/samnorsk

Elastic support for Bokmål/Nynorsk

Primary LanguageScalaMIT LicenseMIT

Samnorsk

Elastic dictionaries for Bokmål/Nynorsk.

This repository contains stopword and synonym dictionaries for Norwegian, aimed to be used with Elastic. Both dictionaries are using the dictionary format assumed by Elastic:

https://www.elastic.co/guide/en/elasticsearch/guide/master/using-stopwords.html

https://www.elastic.co/guide/en/elasticsearch/guide/master/synonyms-expand-or-contract.html

The synonym dictionaries should typically be used if we have an elastic index which contains document in both Bokmål and Nynorsk. Without some kind of normalization, the query results from the index will be very biased by the language of the query. E.g. a query for "fremtiden" will typically not be able to find other Nynorsk documents where the word "framtida" has been used instead. The synonym dictionary will either expand a number of synonyms for each word in the document, or reduce words of similar meaning to one canonical form, either in Nynorsk or Bokmål.

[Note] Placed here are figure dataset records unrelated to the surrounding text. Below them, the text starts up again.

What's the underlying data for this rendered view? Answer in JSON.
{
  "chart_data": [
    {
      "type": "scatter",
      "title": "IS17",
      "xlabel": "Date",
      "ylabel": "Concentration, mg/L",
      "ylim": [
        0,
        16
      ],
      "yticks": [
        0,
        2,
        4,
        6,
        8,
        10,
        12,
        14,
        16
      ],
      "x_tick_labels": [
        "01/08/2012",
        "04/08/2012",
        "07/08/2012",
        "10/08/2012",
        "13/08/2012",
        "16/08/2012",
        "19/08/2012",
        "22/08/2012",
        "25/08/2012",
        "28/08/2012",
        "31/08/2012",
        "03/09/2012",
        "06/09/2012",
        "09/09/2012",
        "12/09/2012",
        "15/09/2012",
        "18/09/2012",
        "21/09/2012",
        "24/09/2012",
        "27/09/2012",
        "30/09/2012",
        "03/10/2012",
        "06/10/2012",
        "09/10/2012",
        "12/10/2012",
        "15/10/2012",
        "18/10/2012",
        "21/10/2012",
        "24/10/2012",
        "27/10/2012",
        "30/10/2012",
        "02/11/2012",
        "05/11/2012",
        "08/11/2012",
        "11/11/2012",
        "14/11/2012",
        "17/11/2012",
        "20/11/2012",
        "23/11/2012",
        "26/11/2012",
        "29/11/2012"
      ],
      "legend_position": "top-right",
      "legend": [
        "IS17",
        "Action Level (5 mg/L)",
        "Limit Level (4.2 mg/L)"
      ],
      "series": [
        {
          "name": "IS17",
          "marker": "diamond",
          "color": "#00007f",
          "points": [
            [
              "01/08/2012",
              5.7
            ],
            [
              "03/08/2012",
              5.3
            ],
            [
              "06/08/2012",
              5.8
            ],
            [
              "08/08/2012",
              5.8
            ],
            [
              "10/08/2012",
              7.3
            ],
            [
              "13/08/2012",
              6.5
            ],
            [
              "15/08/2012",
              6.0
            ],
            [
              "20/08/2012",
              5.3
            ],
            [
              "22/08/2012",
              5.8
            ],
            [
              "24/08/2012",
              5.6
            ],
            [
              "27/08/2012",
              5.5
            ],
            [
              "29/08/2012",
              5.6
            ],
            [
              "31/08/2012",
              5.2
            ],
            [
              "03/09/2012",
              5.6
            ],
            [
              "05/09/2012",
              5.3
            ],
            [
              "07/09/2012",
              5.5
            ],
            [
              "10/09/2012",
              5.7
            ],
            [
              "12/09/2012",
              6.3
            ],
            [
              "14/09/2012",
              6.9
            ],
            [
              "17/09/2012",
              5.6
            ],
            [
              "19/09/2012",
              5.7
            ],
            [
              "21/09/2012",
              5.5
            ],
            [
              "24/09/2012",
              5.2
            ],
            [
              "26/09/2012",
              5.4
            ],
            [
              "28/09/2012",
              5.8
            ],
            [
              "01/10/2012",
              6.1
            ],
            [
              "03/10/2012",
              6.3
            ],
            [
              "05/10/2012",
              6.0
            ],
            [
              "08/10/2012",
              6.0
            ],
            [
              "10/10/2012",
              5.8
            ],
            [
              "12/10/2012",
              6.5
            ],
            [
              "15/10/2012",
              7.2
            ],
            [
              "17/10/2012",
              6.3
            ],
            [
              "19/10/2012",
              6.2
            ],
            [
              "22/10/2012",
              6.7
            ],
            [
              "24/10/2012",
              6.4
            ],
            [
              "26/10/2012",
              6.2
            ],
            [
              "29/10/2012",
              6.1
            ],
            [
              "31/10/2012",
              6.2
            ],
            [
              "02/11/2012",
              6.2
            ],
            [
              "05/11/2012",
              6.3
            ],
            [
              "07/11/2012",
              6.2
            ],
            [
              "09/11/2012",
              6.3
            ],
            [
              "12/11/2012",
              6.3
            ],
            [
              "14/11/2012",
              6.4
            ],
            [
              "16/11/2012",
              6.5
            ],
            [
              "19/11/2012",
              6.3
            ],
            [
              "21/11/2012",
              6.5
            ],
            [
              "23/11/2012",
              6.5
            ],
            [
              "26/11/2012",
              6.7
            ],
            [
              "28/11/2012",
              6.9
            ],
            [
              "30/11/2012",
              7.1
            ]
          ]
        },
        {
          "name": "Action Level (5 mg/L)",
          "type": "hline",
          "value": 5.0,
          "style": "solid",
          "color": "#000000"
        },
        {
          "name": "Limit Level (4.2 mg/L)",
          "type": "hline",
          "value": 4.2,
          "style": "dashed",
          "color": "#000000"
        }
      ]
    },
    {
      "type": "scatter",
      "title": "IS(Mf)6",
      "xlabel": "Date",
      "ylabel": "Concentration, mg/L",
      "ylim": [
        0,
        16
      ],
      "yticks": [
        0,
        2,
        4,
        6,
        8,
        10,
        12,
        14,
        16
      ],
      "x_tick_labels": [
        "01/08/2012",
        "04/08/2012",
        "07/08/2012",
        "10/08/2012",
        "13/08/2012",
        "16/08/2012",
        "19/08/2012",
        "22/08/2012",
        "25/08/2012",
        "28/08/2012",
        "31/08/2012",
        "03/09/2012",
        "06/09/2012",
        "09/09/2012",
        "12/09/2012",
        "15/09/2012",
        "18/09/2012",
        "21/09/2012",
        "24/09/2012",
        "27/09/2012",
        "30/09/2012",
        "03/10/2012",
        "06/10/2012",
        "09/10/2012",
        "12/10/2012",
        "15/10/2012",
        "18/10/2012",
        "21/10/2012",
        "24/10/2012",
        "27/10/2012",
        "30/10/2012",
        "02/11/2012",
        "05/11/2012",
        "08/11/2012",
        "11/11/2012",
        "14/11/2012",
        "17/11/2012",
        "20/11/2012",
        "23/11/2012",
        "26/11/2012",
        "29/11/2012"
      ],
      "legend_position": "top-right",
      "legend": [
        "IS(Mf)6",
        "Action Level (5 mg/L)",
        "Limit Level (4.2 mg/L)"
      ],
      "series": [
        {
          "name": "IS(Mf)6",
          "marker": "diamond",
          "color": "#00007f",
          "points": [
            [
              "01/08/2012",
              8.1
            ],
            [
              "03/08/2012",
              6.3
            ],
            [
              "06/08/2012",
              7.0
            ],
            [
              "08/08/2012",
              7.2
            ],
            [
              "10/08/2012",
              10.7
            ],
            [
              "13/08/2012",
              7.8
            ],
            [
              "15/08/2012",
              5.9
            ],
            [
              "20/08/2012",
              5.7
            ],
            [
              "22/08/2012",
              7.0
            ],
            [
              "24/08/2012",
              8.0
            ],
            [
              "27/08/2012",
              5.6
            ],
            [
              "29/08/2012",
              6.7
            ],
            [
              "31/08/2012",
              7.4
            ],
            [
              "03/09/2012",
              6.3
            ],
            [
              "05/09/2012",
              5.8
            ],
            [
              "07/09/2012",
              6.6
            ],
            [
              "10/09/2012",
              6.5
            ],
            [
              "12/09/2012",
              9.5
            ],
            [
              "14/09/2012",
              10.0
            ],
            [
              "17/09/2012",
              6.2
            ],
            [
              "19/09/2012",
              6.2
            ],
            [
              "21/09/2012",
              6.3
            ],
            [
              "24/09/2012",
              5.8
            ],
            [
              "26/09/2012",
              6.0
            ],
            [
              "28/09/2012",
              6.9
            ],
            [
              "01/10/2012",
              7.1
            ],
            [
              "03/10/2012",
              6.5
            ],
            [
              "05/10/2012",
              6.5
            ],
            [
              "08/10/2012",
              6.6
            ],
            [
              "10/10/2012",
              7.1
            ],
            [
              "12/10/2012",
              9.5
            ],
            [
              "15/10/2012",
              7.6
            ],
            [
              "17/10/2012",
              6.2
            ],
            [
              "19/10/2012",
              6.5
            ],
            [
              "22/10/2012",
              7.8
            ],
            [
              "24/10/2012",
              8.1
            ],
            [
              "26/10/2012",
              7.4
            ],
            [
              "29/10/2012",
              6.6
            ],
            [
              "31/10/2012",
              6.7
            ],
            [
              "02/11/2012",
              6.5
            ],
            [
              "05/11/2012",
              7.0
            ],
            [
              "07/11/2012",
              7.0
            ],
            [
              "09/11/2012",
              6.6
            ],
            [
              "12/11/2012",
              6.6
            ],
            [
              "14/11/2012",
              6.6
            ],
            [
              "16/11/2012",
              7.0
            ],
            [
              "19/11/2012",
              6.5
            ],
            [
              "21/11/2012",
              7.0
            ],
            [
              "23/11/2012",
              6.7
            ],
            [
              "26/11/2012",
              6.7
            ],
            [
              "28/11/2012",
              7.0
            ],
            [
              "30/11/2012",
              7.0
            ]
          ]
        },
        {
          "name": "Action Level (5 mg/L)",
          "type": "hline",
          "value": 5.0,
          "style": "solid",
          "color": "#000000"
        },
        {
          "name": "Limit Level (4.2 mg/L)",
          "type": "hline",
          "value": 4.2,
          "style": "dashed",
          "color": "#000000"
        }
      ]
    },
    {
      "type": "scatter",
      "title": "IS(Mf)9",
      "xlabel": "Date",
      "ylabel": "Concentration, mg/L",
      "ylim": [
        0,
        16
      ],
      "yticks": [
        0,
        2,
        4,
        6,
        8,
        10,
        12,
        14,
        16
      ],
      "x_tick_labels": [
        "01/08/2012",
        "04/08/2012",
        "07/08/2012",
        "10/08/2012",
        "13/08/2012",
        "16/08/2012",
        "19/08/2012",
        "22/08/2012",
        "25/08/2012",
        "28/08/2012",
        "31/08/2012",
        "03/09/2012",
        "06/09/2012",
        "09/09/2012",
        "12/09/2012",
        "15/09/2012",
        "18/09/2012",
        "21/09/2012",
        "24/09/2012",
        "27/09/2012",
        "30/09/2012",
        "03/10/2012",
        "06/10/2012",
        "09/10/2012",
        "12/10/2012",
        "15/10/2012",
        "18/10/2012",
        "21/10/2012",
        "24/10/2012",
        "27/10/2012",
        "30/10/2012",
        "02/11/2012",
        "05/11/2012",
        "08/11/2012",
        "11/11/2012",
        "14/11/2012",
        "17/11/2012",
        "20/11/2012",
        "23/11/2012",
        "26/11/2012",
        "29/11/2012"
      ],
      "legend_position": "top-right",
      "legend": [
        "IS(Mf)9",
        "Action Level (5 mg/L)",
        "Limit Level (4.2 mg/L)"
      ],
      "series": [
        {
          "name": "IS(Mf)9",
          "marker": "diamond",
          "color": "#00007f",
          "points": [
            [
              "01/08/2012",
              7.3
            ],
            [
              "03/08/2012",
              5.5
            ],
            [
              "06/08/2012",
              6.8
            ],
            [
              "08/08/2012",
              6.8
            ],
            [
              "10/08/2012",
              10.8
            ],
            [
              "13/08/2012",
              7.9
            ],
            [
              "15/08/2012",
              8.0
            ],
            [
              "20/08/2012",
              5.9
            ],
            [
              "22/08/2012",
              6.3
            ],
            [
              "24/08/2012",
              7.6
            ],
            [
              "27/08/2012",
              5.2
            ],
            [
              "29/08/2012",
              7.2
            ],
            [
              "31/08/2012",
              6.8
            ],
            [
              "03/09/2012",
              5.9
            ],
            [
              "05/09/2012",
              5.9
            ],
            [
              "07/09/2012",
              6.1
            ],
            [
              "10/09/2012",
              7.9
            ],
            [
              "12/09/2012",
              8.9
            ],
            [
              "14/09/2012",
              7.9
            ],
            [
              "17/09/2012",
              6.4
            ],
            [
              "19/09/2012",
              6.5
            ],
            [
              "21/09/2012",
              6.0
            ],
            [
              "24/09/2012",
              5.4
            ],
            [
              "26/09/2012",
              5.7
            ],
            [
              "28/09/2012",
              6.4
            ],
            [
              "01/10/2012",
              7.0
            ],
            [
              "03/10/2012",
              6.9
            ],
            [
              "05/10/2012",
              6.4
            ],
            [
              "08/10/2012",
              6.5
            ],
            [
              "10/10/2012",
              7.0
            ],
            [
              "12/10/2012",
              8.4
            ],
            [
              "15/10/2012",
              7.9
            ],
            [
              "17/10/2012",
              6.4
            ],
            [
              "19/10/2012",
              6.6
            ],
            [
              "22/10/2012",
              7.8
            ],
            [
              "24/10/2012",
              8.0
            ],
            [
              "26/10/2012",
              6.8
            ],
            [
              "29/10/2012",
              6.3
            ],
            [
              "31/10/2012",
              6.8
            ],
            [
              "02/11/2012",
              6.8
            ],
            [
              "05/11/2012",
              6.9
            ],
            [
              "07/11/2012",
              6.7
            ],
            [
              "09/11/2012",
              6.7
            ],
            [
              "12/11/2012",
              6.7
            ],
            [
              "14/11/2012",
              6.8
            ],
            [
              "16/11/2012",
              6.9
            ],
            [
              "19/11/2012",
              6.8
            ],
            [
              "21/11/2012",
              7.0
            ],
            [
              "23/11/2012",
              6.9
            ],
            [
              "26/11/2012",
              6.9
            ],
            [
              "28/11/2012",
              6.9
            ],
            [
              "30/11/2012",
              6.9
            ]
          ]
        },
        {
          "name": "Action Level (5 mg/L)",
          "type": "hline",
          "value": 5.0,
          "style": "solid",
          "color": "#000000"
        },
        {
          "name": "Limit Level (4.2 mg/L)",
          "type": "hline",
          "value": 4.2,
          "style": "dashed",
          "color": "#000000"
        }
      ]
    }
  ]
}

Stopword dictionary snippet:

blant
ble
blei
bli
blir
blitt
bør
bort
bortsett
bra
bruk
bruke

Synonym expansion dictionary snippet:

antagelig,antakeleg
antagelige,antakelege
antagonistene,antagonistane
antagonister,antagonistar
antallet,mengden,mengda
antall,mengd

Synonym reduction (to Nynorsk) dictionary snippet:

fødte => fødde
fogdene,futene => futane
fogden => futen
fogder => futar
fogd => fut
føk => fauk

The synonym dictionaries are algorithmically created with SynonymCreator, and will contain some inaccuracies and dubious entries.